As with all daisy wheel printers, the included daisy wheel of the Twinriter can be swapped out for another daisy wheel featuring a different font, although this interchange had to be done manually by the end user, necessitating pausing the print during swaps. The Twinriter accepts daisy wheel cartridges from Brother's family of standalone daisy wheel word processors and printers; by 1986, the company had 180 different daisy wheels. Most dot matrix printers at the time were capable of printing text in only one typeface of a fixed size, although the Twinriter's dot matrix printhead can print in five different font sizes, including a 24-by-24 character mode, which approaches NLQ printing (from a distance).

The Twinriter 6 was virtually identical to its predecessor except for a faster dot matrix printhead, added support for IBM 5152 escape codes in DP mode and Diablo 630/ECS daisy wheels in WP mode, and a slightly heavier weight to the chassis.

==Development and release==
Brother Industries unveiled the original Twinriter 5 in April 1985. In the decade prior, Brother had established themselves as a major manufacturer of dot matrix printers and daisy wheel printers and typewriters, before developing the Twinriter series as a marriage of those two technologies.
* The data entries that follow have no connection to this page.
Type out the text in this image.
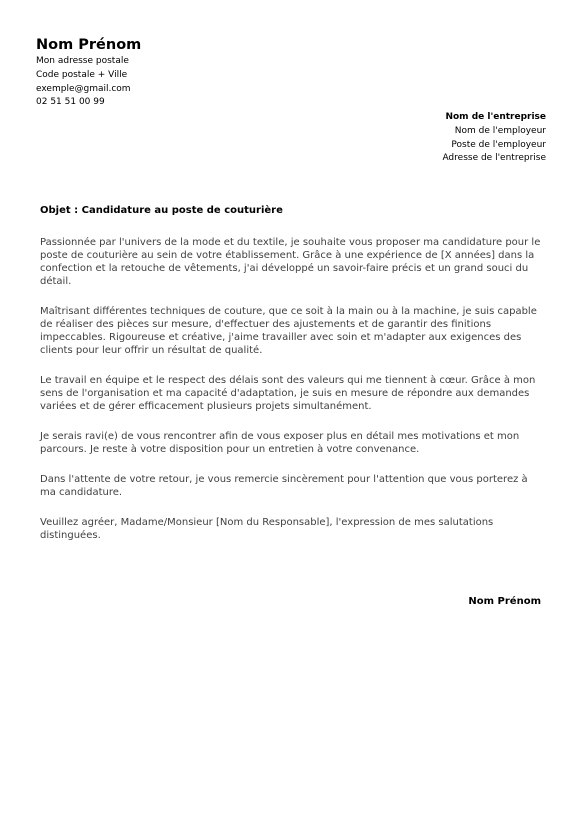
Nom Prénom
Mon adresse postale
Code postale + Ville
exemple@gmail.com
02 51 51 00 99
Nom de l'entreprise
Nom de l'employeur
Poste de l'employeur
Adresse de l'entreprise
Objet : Candidature au poste de couturière

Passionnée par l'univers de la mode et du textile, je souhaite vous proposer ma candidature pour le poste de couturière au sein de votre établissement. Grâce à une expérience de [X années] dans la confection et la retouche de vêtements, j'ai développé un savoir-faire précis et un grand souci du détail.

Maîtrisant différentes techniques de couture, que ce soit à la main ou à la machine, je suis capable de réaliser des pièces sur mesure, d'effectuer des ajustements et de garantir des finitions impeccables. Rigoureuse et créative, j'aime travailler avec soin et m'adapter aux exigences des clients pour leur offrir un résultat de qualité.

Le travail en équipe et le respect des délais sont des valeurs qui me tiennent à cœur. Grâce à mon sens de l'organisation et ma capacité d'adaptation, je suis en mesure de répondre aux demandes variées et de gérer efficacement plusieurs projets simultanément.

Je serais ravi(e) de vous rencontrer afin de vous exposer plus en détail mes motivations et mon parcours. Je reste à votre disposition pour un entretien à votre convenance.

Dans l'attente de votre retour, je vous remercie sincèrement pour l'attention que vous porterez à ma candidature.

Veuillez agréer, Madame/Monsieur [Nom du Responsable], l'expression de mes salutations distinguées.

Nom Prénom
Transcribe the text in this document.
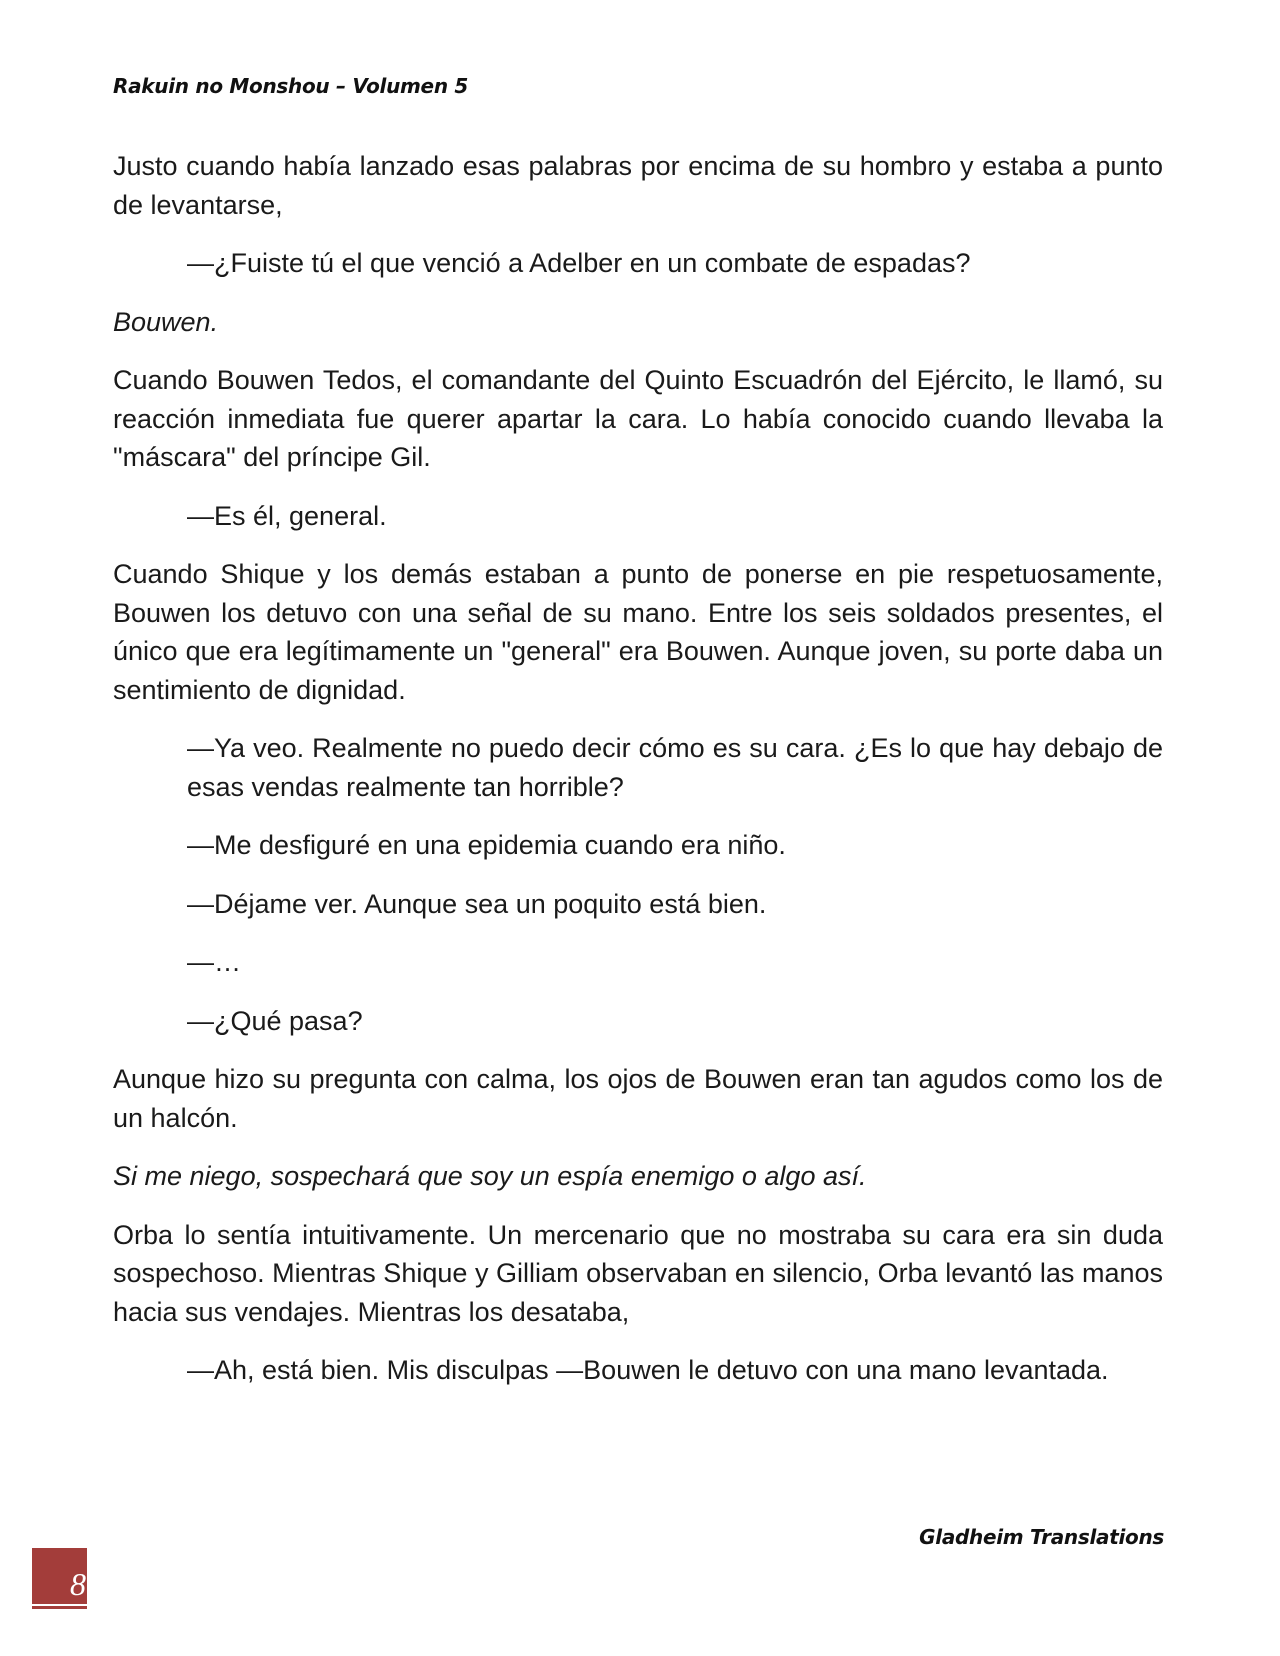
Rakuin no Monshou – Volumen 5

Justo cuando había lanzado esas palabras por encima de su hombro y estaba a punto de levantarse,

—¿Fuiste tú el que venció a Adelber en un combate de espadas?

Bouwen.

Cuando Bouwen Tedos, el comandante del Quinto Escuadrón del Ejército, le llamó, su reacción inmediata fue querer apartar la cara. Lo había conocido cuando llevaba la "máscara" del príncipe Gil.

—Es él, general.

Cuando Shique y los demás estaban a punto de ponerse en pie respetuosamente, Bouwen los detuvo con una señal de su mano. Entre los seis soldados presentes, el único que era legítimamente un "general" era Bouwen. Aunque joven, su porte daba un sentimiento de dignidad.

—Ya veo. Realmente no puedo decir cómo es su cara. ¿Es lo que hay debajo de esas vendas realmente tan horrible?

—Me desfiguré en una epidemia cuando era niño.

—Déjame ver. Aunque sea un poquito está bien.

—…

—¿Qué pasa?

Aunque hizo su pregunta con calma, los ojos de Bouwen eran tan agudos como los de un halcón.

Si me niego, sospechará que soy un espía enemigo o algo así.

Orba lo sentía intuitivamente. Un mercenario que no mostraba su cara era sin duda sospechoso. Mientras Shique y Gilliam observaban en silencio, Orba levantó las manos hacia sus vendajes. Mientras los desataba,

—Ah, está bien. Mis disculpas —Bouwen le detuvo con una mano levantada.

Gladheim Translations
8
The Twinriter 5 was released to market in June 1985, at a street price of US$1,295. The company supported the rollout of the Twinriter with an extensive corporate sales program, targeting Fortune 500 companies and leveraging their network of 1,000 dealers to try to win accounts for the Twinriter 5.

==Sales and reception==
Despite Brother's large marketing push, the Twinriter sold slower than Brother had anticipated. By October 1986, over a year after its introduction, the Twinriter 5 had only sold roughly 1,500 units. Alex Schibanoff, an executive of Brother's Information Systems division, explained in 1986 that a combination of high costs and "the misperception of Twinriter as a sort of strange animal" conspired to keep sales of the printer sluggish. In 1987, Brother discontinued the Twinriter 5 and introduced the Twinriter 6. The latter was discontinued by 1990, having failed to accrue a large pool of supported software.

Despite the disappointing sales, the Twinriter line was broadly praised by technology journalists of the time. PC Magazines Richard Ridington, in a review of the Twinriter 5, concluded that the printer offered "excellent versatility and good speed at a reasonable price". Creative Computings Owen Linzmayer wrote that the Twinriter 5's "versatility suits it ideally to office automation, yet its modest price makes it attractive for home businesses as well". Hillel Segal in the Pittsburgh Post-Gazette wrote that the quality of the Twinriter 5's printouts were better than that of his HP LaserJet in certain respects, while Rick Doherty in Electronic Engineering Times called the Twinriter 5 superior to Apple's LaserWriter. Segal deemed the Twinriter 5 preferable to laser printers for low-volume applications, despite some downsides, on account of its ease of use and versatility. Richard Sherwin of the New York Daily News wrote that, "for consumers who require both true letterquality printing and highspeed graphics abilities—but who may be short on home or office space—this machine does everything it advertises". PC Worlds Jon Stewart was more tempered in his praise, writing: "Were you to split it in half, the [T]winriter 5 would be either an expensive dot matrix printer—given its low speed and print quality—or an expensive and slow daisy wheel. But compared to the laser option, it has to be considered a cheap way out of at least one of life's nagging choices".

PC Magazines Vincent Pugila called the output of the Twinriter 6's daisy wheel as superior to any laser printer he had used and appreciated the fact that it could print high-quality letterforms over multipart forms, which laser printers could not do. InfoWorlds Steve King rated the Twinriter 6 a satisfactory value with "somewhat limited appeal", assessing the output of the daisy wheel as excellent but the output of the dot matrix printhead as mediocre and its speed the lowest of any dot matrix printer the magazine had reviewed up to that point.